Arctic sea ice, as seen from an ice breaker ship in 2014.
Bonnie Light/University of Washington
Arctic sea ice as seen from an icebreaker ship in 2014.

Arctic sea ice in recent decades has declined even faster than predicted by most models of climate change. Many scientists have suspected that the trend now underway is a combination of global warming and natural climate variability.

A new study finds that a substantial chunk of summer sea ice loss in recent decades was due to natural variability in the atmosphere over the Arctic Ocean. The study, from the University of Washington, the University of California, Santa Barbara, and federal scientists, is published March 13 in Nature Climate Change.

“Anthropogenic forcing is still dominant — it’s still the key player,” said first author Qinghua Ding, a climate scientist at the University of California, Santa Barbara who holds an affiliate position at the UW, where he began the work as a research scientist in the UW’s Applied Physics Laboratory. “But we found that natural variability has helped to accelerate this melting, especially over the past 20 years.”

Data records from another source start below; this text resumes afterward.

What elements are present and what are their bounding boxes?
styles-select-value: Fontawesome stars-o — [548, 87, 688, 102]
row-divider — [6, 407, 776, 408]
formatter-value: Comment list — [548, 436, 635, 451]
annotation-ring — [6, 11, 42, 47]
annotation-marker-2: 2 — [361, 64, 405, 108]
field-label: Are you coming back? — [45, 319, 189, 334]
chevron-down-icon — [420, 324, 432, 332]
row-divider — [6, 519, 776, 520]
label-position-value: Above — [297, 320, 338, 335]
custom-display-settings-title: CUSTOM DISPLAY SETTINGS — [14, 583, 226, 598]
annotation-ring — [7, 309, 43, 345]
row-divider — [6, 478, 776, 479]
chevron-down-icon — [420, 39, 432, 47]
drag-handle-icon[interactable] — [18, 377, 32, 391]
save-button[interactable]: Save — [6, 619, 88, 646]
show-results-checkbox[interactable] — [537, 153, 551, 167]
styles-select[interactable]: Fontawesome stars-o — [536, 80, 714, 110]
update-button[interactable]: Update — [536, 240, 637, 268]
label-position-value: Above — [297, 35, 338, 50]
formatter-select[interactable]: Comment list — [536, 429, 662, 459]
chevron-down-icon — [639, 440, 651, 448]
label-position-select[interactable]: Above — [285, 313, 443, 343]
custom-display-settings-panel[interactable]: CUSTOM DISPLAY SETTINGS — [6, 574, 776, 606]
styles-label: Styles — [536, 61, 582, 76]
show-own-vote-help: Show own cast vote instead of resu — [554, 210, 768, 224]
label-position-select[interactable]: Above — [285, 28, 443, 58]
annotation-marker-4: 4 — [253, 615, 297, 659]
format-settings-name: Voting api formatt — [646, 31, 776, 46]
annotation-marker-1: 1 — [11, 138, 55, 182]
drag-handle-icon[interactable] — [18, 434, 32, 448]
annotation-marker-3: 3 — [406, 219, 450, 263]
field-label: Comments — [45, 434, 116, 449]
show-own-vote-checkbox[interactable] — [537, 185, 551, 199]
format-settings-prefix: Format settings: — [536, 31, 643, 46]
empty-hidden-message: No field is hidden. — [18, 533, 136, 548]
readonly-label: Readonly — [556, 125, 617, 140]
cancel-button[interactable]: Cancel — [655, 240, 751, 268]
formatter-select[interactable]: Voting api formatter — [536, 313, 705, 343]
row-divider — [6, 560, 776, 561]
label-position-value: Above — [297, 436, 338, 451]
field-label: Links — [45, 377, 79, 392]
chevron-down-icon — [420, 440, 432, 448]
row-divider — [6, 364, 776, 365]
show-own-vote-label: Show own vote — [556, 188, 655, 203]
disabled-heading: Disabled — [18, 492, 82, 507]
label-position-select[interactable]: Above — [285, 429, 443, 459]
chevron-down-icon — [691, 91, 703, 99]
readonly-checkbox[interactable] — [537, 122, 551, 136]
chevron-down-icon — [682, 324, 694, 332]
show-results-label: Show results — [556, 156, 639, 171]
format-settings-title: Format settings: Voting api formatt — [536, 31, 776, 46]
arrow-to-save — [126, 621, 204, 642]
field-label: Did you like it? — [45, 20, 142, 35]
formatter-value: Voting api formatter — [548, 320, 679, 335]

The paper builds on previous work by Ding and other UW scientists that found changes in the tropical Pacific Ocean have in recent decades created a “hot spot” over Greenland and the Canadian Arctic that has boosted warming in that region. The research was funded by the National Oceanographic and Atmospheric Administration, the National Science Foundation, NASA and the Tamaki Foundation. Other co-authors are Stephen Po-Chedley, Eduardo Blanchard-Wrigglesworth and Ryan Eastman in the UW Department of Atmospheric Sciences; Eric Steig in the UW Department of Earth and Space Sciences; and Michelle L’Heureux, Kristin Harnos and Qin Zhang at NOAA’s Climate Prediction Center.